Ответом послужило лишь молчание, которое стало нарастать протяжным гулом, что будто бы изнутри стал вибрировать в черепушке писателя, а тот в ответ лишь прижал ладони к лицу, надеясь таким нехитрым способом остановить пульсацию, которая была готова разорвать его голову на кусочки.
Вместе с этим неостановимым гулом пришли также и визуальные искажения. Вполне возможно, что это были те паттерны информации, которые сознание наблюдателя при стандартной настройке мозга просто-напросто не замечало. Они подключали необычное свечение на периферии зрения, что, несмотря на свою новоявленность, тем не менее, казалось до боли знакомым эффектом. Оно переливалось оранжево-красно-лиловыми оттенками, переходящими в насыщенно фиолетовый, и в этой же самой рамке восприятия вырисовывалась уже картина обновленного мира, где на темно-зеленом холсте мироздания уже возникали изгибающиеся и привлекательные в своей изящности линии, что стали превращаться в фигуры двух влюбленных. Они, переплетая другу друга, танцевали в жарком ритуале совокупления, дыша друг другом и той миссией, что была возложена на них самой природой, познававшей свой собственный потенциал через их тела, что, слившись в экстазе, дадут новый инструмент для качественно другого познания, новую призму в сменяющемся и вечно трансформирующемся калейдоскопе вечности, внутрь которого уже глядел пытливый взгляд наблюдателя, который уже успел побывать поочередно и мужчиной, и женщиной, и даже развивающимся внутри нее ребенком. Он даже уже успел вырасти, и сам, слившись в своем собственном танце, вновь соскользнул в чрево своей партнерши. Этот процесс продолжался цикл за циклом, без остановки, пока наконец не дошел в своей спиральной петле времени до своего же предка, что отчаянно и даже с остервенением проваливался в лоно Богини во имя тех инстинктов, благодаря которым была возможно какая угодно рефлексия в этом мире.

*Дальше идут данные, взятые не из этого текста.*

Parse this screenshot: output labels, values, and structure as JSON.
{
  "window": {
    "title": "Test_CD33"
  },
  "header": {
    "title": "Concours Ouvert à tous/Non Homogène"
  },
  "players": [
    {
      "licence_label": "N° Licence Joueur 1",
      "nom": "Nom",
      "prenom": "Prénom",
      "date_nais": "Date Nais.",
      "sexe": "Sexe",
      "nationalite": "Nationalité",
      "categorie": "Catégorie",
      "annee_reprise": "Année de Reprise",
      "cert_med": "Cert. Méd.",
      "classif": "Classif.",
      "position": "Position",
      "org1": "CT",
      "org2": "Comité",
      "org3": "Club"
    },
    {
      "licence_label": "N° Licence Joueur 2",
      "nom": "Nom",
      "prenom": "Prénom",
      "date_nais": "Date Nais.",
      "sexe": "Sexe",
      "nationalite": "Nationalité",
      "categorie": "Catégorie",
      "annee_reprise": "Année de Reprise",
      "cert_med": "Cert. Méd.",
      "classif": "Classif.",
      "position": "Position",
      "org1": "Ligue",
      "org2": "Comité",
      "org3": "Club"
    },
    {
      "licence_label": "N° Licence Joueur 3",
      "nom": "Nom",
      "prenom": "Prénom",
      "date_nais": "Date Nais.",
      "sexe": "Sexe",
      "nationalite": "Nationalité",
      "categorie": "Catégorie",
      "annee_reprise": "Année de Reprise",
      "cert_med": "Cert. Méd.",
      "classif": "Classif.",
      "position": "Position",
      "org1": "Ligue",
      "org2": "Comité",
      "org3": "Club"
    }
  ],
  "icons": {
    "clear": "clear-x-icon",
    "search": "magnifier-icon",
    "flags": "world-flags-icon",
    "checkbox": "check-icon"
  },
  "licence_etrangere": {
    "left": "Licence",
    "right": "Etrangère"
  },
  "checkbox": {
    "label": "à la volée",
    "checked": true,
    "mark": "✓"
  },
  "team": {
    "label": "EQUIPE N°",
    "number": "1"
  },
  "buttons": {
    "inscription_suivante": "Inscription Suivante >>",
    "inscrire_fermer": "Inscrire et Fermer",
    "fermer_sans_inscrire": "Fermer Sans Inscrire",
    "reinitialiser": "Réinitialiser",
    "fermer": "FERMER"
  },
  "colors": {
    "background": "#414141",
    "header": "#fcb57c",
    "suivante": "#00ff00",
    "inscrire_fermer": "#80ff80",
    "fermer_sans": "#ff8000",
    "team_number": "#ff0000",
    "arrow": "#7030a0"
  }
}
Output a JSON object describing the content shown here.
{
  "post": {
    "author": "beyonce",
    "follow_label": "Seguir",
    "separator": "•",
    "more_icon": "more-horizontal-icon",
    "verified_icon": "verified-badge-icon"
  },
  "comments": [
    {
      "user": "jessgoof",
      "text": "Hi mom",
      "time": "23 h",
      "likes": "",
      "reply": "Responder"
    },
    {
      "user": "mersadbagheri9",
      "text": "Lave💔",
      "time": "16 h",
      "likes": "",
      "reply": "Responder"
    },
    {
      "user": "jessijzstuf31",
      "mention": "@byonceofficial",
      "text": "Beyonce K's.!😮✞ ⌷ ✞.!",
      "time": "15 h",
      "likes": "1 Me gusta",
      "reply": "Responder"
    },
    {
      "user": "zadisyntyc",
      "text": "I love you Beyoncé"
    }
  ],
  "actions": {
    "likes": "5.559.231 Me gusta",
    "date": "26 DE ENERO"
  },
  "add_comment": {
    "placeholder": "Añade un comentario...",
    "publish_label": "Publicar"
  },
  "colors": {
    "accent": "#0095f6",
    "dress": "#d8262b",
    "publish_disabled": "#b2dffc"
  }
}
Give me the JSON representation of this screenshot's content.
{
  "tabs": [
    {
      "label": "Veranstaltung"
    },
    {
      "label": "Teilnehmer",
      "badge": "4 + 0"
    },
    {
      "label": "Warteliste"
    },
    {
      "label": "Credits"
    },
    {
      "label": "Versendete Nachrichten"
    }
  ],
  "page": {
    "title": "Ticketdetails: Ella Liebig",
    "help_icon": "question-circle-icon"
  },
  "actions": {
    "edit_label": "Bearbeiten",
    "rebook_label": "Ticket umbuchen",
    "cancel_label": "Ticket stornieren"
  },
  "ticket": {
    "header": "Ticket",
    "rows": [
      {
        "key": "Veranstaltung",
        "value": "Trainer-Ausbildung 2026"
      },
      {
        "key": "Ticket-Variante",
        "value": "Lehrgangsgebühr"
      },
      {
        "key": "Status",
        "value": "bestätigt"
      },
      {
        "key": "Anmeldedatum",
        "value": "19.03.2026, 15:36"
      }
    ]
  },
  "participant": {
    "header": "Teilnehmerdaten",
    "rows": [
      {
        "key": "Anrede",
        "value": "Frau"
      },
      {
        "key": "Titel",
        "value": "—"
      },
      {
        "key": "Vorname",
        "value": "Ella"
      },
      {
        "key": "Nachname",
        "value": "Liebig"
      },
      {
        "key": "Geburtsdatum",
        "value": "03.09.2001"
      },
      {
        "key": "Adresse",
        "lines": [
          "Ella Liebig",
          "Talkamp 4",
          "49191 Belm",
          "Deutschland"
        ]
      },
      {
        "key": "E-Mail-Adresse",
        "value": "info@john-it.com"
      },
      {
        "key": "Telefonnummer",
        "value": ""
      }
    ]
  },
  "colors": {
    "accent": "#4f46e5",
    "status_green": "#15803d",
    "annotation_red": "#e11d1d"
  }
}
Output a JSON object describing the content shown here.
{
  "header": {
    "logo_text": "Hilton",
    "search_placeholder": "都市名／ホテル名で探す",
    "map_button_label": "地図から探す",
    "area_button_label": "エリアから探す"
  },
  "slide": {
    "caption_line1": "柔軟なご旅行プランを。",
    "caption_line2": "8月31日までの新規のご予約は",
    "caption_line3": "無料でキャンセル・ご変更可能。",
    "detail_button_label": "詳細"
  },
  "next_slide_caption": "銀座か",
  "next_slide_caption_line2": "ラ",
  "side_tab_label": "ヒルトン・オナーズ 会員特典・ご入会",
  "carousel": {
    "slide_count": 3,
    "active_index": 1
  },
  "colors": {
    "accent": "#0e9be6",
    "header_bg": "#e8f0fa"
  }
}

В этот момент писателя осенило – вот ведь оно! Смысл и сама сущность человеческого существования! Быть лишь мыслью, рефлексией этого бескрайнего мира на самого себя. Как возможность осознавать самого себя, подобно тому самому великому оку, что занимало всё пространство, а потому, просто-напросто, не в состоянии было обратить свое внимание на свои собственные качества, что, в свою очередь, очень ярко проявлялись в уменьшенных копиях универсума.
Глядя на них, на их необычайную схожесть и, при этом, одновременно, различие, в пространстве все равно вырисовались два полюса той самой истории, что писалась прямо на глазах восхищенной публики, что сфокусировала свое внимание на двух еще не родившихся двойняшках, которые парили внутри бесконечного блаженства океана их Богини. Они даже сами еще не подозревали, что станут отправной точкой всего последующего повествования, без них не был возможен дальнейший разбег мысли, впрочем, как и без всех остальных частей этого грандиозного часового механизма по имени Творчество.